Before anyone asks: I have no desire or intention to try and get to what is considered a normal/average/healthy weight. I’m 55 years old and I’ve been some degree of obese my whole life; losing all the excess weight I carry would leave me with physically uncomfortable, not to mention hideous, skin drapes on my inner thighs, my upper arms, my gut and my breasts. Surgery would never be an option for me, and I don’t want to live with having to fold up bits of me simply to walk. I’d prefer to be fat, and given my age and the fact that right now I’m significantly smaller than the largest I’ve ever been (a decade ago), I’m already much floppier and squishier than I’m very thrilled about.
But I’m bigger than I want to be for other reasons, and I’m finding myself more interested in taking it off, so I’m leaving out the carbs.
Having said all that, I’d like to point out that the OP seems confused about the science of obesity vs. an individual’s success or failure at losing weight.

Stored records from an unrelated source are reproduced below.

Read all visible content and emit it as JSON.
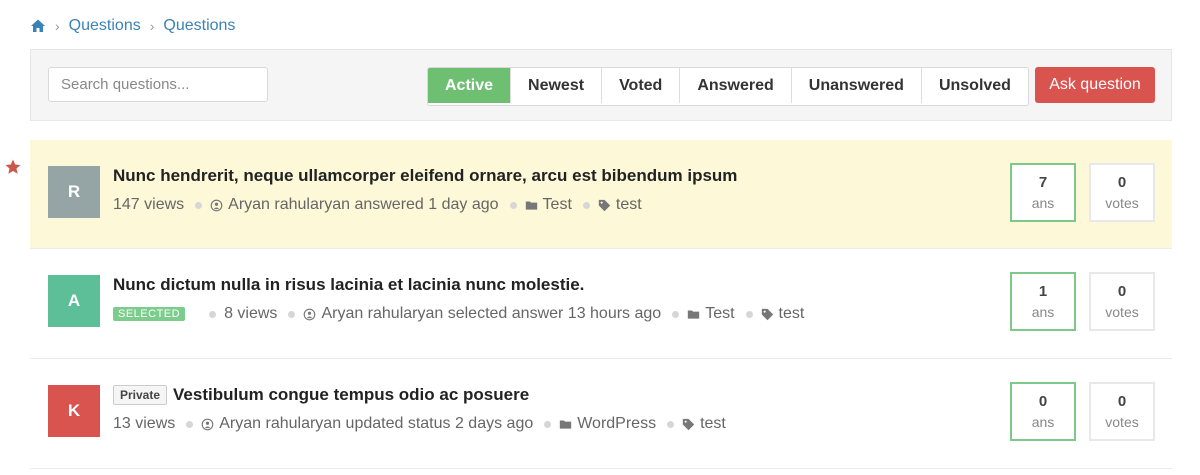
{
  "breadcrumb": {
    "items": [
      "Questions",
      "Questions"
    ]
  },
  "toolbar": {
    "search_placeholder": "Search questions...",
    "filters": [
      "Active",
      "Newest",
      "Voted",
      "Answered",
      "Unanswered",
      "Unsolved"
    ],
    "active_filter": "Active",
    "ask_label": "Ask question"
  },
  "colors": {
    "link": "#3b82b8",
    "active_tab": "#6fbf73",
    "ask_button": "#d9534f",
    "featured_bg": "#fcf8d8",
    "answer_border": "#7ec88a"
  },
  "questions": [
    {
      "avatar_letter": "R",
      "avatar_color": "#95a5a6",
      "featured": true,
      "title": "Nunc hendrerit, neque ullamcorper eleifend ornare, arcu est bibendum ipsum",
      "views": "147 views",
      "activity": "Aryan rahularyan answered 1 day ago",
      "category": "Test",
      "tag": "test",
      "answers": "7",
      "answers_label": "ans",
      "votes": "0",
      "votes_label": "votes"
    },
    {
      "avatar_letter": "A",
      "avatar_color": "#5cbf98",
      "selected_badge": "SELECTED",
      "title": "Nunc dictum nulla in risus lacinia et lacinia nunc molestie.",
      "views": "8 views",
      "activity": "Aryan rahularyan selected answer 13 hours ago",
      "category": "Test",
      "tag": "test",
      "answers": "1",
      "answers_label": "ans",
      "votes": "0",
      "votes_label": "votes"
    },
    {
      "avatar_letter": "K",
      "avatar_color": "#d9534f",
      "private_badge": "Private",
      "title": "Vestibulum congue tempus odio ac posuere",
      "views": "13 views",
      "activity": "Aryan rahularyan updated status 2 days ago",
      "category": "WordPress",
      "tag": "test",
      "answers": "0",
      "answers_label": "ans",
      "votes": "0",
      "votes_label": "votes"
    }
  ],
  "icons": {
    "home": "home-icon",
    "star": "star-icon",
    "user": "user-icon",
    "folder": "folder-icon",
    "tag": "tag-icon"
  }
}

So let me clear it up: understanding the mechanisms involved in obesity has only a little to do with whether any particular individual will be successful at losing weight. Whilea better understanding means employing the strategies that are more comfortable and effective, it remains sadly true that only diet that anyone would find completely pleasant 100% of the time is one which permits eating everything you want in any quantity you want whenever you want. Until such a weight loss strategy is magically conjured up, losing weight, particularly for people who are starting from genuine obesity, will always be uncomfortable to some degree because it will require self-denial of some kind. And sustaining the eating habits necessary to maintain the lower weight, particularly for people who are starting from genuine obesity, will always be uncomfortable to some degree, and even greater one perhaps, because it will require continuous self-denial for years on end.
All to say: the fact that I desire to make and eat honeywheat donuts only means that I desire to make and eat honeywheat donuts. I like honeywheat donuts a lot, they are one of my very favorite sweet treats. Successful carb restriction will and does prevent me from being obsessed with honeywheat donuts, but it does not magically carve away that place in my brain where my fondness for them resides, eliminating any possibility of my succumbing to my desire for them. It just makes it very much easier for me to quiet the desire after I’ve given in to it once or twice, making it safer and easier to do exactly that without risking going out of control.